Brandywine revamps IT network

Patriot photo by Lisa Mitchell
John Frisch, owner of HIG in Harrisburg, (second in from the right) presents his technology support proposal to Brandywine Heights School Board Monday night.
Patriot photo by Lisa Mitchell John Frisch, owner of HIG in Harrisburg, (second in from the right) presents his technology support proposal to Brandywine Heights School Board Monday night.

Brandywine Heights School Board voted to outsource the district’s technology support and replace the network Monday night.

Board members approved administration enter into a three-year agreement for information technology support with Higher Information Group, LLC., of Harrisburg, effective Aug. 1. In the same vote, the board approved administration enter into a five-year lease agreement with JGF Funding, LLC., Harrisburg, which is affiliated with HIG. The lease is for technology equipment to support the Information Support Agreement at a monthly cost of $4,186.01, plus additional fees.

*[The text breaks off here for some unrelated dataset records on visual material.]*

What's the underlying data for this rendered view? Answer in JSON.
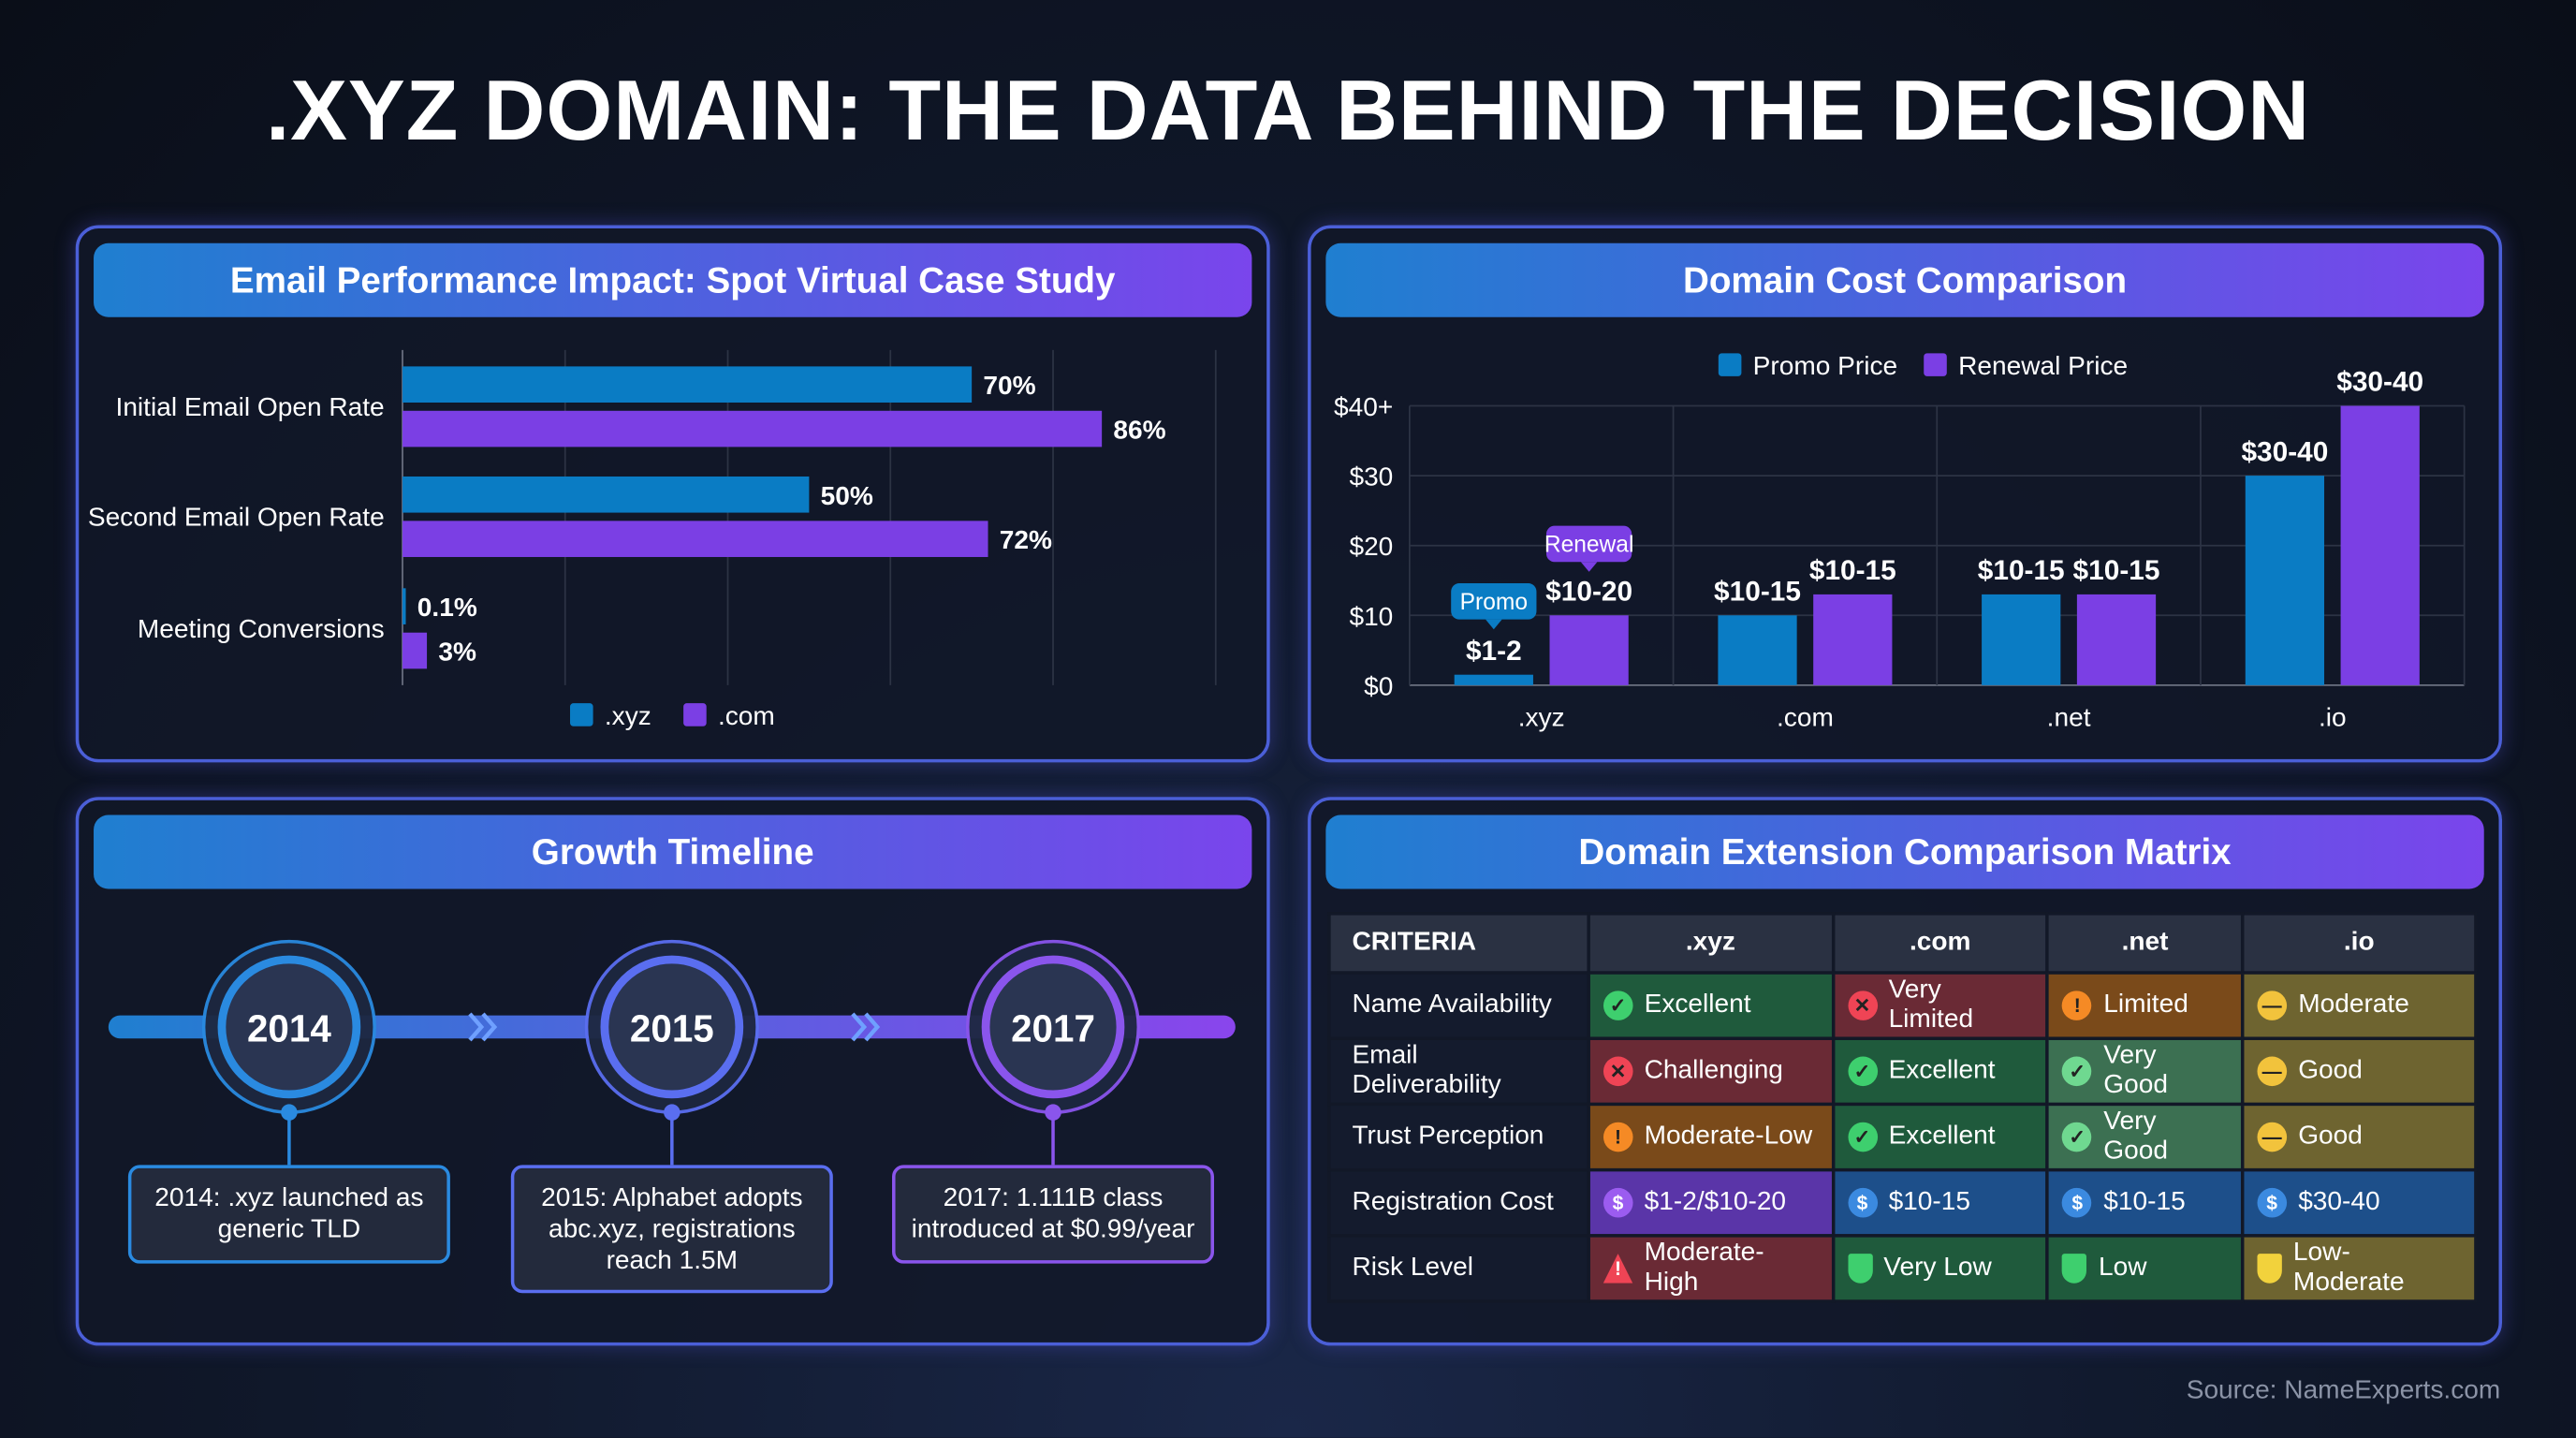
{
  "title": ".XYZ DOMAIN: THE DATA BEHIND THE DECISION",
  "source": "Source: NameExperts.com",
  "colors": {
    "xyz": "#0a7cc4",
    "com": "#7b3fe4",
    "promo": "#0a7cc4",
    "renewal": "#7b3fe4"
  },
  "panels": {
    "email": {
      "title": "Email Performance Impact: Spot Virtual Case Study"
    },
    "cost": {
      "title": "Domain Cost Comparison"
    },
    "timeline": {
      "title": "Growth Timeline"
    },
    "matrix": {
      "title": "Domain Extension Comparison Matrix"
    }
  },
  "chart_data": [
    {
      "type": "bar",
      "orientation": "horizontal",
      "categories": [
        "Initial Email Open Rate",
        "Second Email Open Rate",
        "Meeting Conversions"
      ],
      "series": [
        {
          "name": ".xyz",
          "values": [
            70,
            50,
            0.1
          ],
          "labels": [
            "70%",
            "50%",
            "0.1%"
          ]
        },
        {
          "name": ".com",
          "values": [
            86,
            72,
            3
          ],
          "labels": [
            "86%",
            "72%",
            "3%"
          ]
        }
      ],
      "xlim": [
        0,
        100
      ],
      "grid": true,
      "legend": "bottom"
    },
    {
      "type": "bar",
      "categories": [
        ".xyz",
        ".com",
        ".net",
        ".io"
      ],
      "series": [
        {
          "name": "Promo Price",
          "values": [
            1.5,
            10,
            13,
            30
          ],
          "labels": [
            "$1-2",
            "$10-15",
            "$10-15",
            "$30-40"
          ]
        },
        {
          "name": "Renewal Price",
          "values": [
            10,
            13,
            13,
            40
          ],
          "labels": [
            "$10-20",
            "$10-15",
            "$10-15",
            "$30-40"
          ]
        }
      ],
      "yticks": [
        "$0",
        "$10",
        "$20",
        "$30",
        "$40+"
      ],
      "ylim": [
        0,
        40
      ],
      "grid": true,
      "legend": "top",
      "annotations": [
        {
          "category": ".xyz",
          "series": "Promo Price",
          "text": "Promo"
        },
        {
          "category": ".xyz",
          "series": "Renewal Price",
          "text": "Renewal"
        }
      ]
    }
  ],
  "timeline": [
    {
      "year": "2014",
      "text": "2014: .xyz launched as generic TLD"
    },
    {
      "year": "2015",
      "text": "2015: Alphabet adopts abc.xyz, registrations reach 1.5M"
    },
    {
      "year": "2017",
      "text": "2017: 1.111B class introduced at $0.99/year"
    }
  ],
  "matrix": {
    "headers": [
      "CRITERIA",
      ".xyz",
      ".com",
      ".net",
      ".io"
    ],
    "status_colors": {
      "excellent": "#1f5a3c",
      "poor": "#6a2a35",
      "limited": "#7a4a1a",
      "moderate": "#6e6430",
      "good": "#3c7052",
      "cost-xyz": "#5a35a8",
      "cost": "#1d4f8a"
    },
    "rows": [
      {
        "criteria": "Name Availability",
        "cells": [
          {
            "text": "Excellent",
            "status": "excellent",
            "icon": "check-circle"
          },
          {
            "text": "Very Limited",
            "status": "poor",
            "icon": "x-circle"
          },
          {
            "text": "Limited",
            "status": "limited",
            "icon": "exclamation-circle"
          },
          {
            "text": "Moderate",
            "status": "moderate",
            "icon": "minus-circle"
          }
        ]
      },
      {
        "criteria": "Email Deliverability",
        "cells": [
          {
            "text": "Challenging",
            "status": "poor",
            "icon": "x-circle"
          },
          {
            "text": "Excellent",
            "status": "excellent",
            "icon": "check-circle"
          },
          {
            "text": "Very Good",
            "status": "good",
            "icon": "check-circle-light"
          },
          {
            "text": "Good",
            "status": "moderate",
            "icon": "minus-circle"
          }
        ]
      },
      {
        "criteria": "Trust Perception",
        "cells": [
          {
            "text": "Moderate-Low",
            "status": "limited",
            "icon": "exclamation-circle"
          },
          {
            "text": "Excellent",
            "status": "excellent",
            "icon": "check-circle"
          },
          {
            "text": "Very Good",
            "status": "good",
            "icon": "check-circle-light"
          },
          {
            "text": "Good",
            "status": "moderate",
            "icon": "minus-circle"
          }
        ]
      },
      {
        "criteria": "Registration Cost",
        "cells": [
          {
            "text": "$1-2/$10-20",
            "status": "cost-xyz",
            "icon": "dollar-circle-purple"
          },
          {
            "text": "$10-15",
            "status": "cost",
            "icon": "dollar-circle"
          },
          {
            "text": "$10-15",
            "status": "cost",
            "icon": "dollar-circle"
          },
          {
            "text": "$30-40",
            "status": "cost",
            "icon": "dollar-circle"
          }
        ]
      },
      {
        "criteria": "Risk Level",
        "cells": [
          {
            "text": "Moderate-High",
            "status": "poor",
            "icon": "warning-triangle"
          },
          {
            "text": "Very Low",
            "status": "excellent",
            "icon": "shield-green"
          },
          {
            "text": "Low",
            "status": "excellent",
            "icon": "shield-green"
          },
          {
            "text": "Low-Moderate",
            "status": "moderate",
            "icon": "shield-yellow"
          }
        ]
      }
    ]
  }
}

Nancy Krauss, Brandywine Business Administrator, anticipates that the district will save a minimum of $25,000 by the end of the 2012-13 school year.

John Frisch, president of HIG, presented the proposal with information and a cost analysis to the board on Monday night. The plan is to revamp the network in August prior to the start of school, replacing server equipment with state-of-the-art Cysco equipment, increasing efficiency and security on the network, decreasing redundancy, and increasing efficiency on the wireless network. Once HIG technicians replace the infrastructure, HIG will provide technology support. HIG will hire Brandywine’s two technology support employees, who will remain on site. Any additional staffing needs will be provided by HIG.


Any current hardware of value will be sold or re-purposed, according to HIG representatives.

Several board members had the opportunity to tour the HIG facility prior to the meeting.

“It was a very impressive operation,” said board member Bryan Rothermel. “We have the chance to tap into a very broad area of expertise.”

Rothermel noted that technology is a challenging and broad world to wrap their arms around.

“It’s done best as a team of experts,” he said.

Rothermel also pointed out that, from his research talking to others in the IT field, the equipment is good with plenty of storage and room to expand on the servers. He also said the district would be paying for a portion of a group of experts when needed, which he believes is cost effective.

Board member Elizabeth Huhn feels comfortable with HIG as a provider. She also saw this as an opportunity to save the district money while having access to technology expertise.

“We don’t know what we don’t know about technology,” she said, noting that they shouldn’t have to be experts in technology, their focus is on education.

Board member John Sheetz, board vice president, agreed with Huhn, that they are experts on education, not technology.

Sheetz also said that the equipment is top of the line and that HIG staff seemed very interested in helping the district as a customer.

“I think this is the way to go,” he said.

He also saw this as an opportunity for possible career advancement for Brandywine’s two technology support employees.

Superintendent Dr. Martin Handler was also in favor of the agreement.

Last week, he said there was a system failure.

“When you rely on a single person, it is a dangerous thing,” said Handler.

He also noted the fast growing progress of technology.

“A single individual cannot keep up, you’d have to have a pretty broad (range of) expertise to keep up,” he said.

HIG has 16 information technology staff members with a broad range of expertise.

The information sourcing company’s services include business equipment, IT services, corporate printing, document management, hosting solutions, document storage and shredding services.

Frisch, who noted that HIG is 100 percent owned by him, explained that HIG will be putting into a new infrastructure that will allow them to be proactive rather than fixing things when they’re broken.

Also, computers will be switched to Windows7 and email will be changed to Exchange. About 50 access points in the district’s three buildings will provide improved wireless access.

“We’re good at what we don,” said Frisch. “We work for you. The reason we grow is because we take care of you. We’re here as a partner to help you grow.”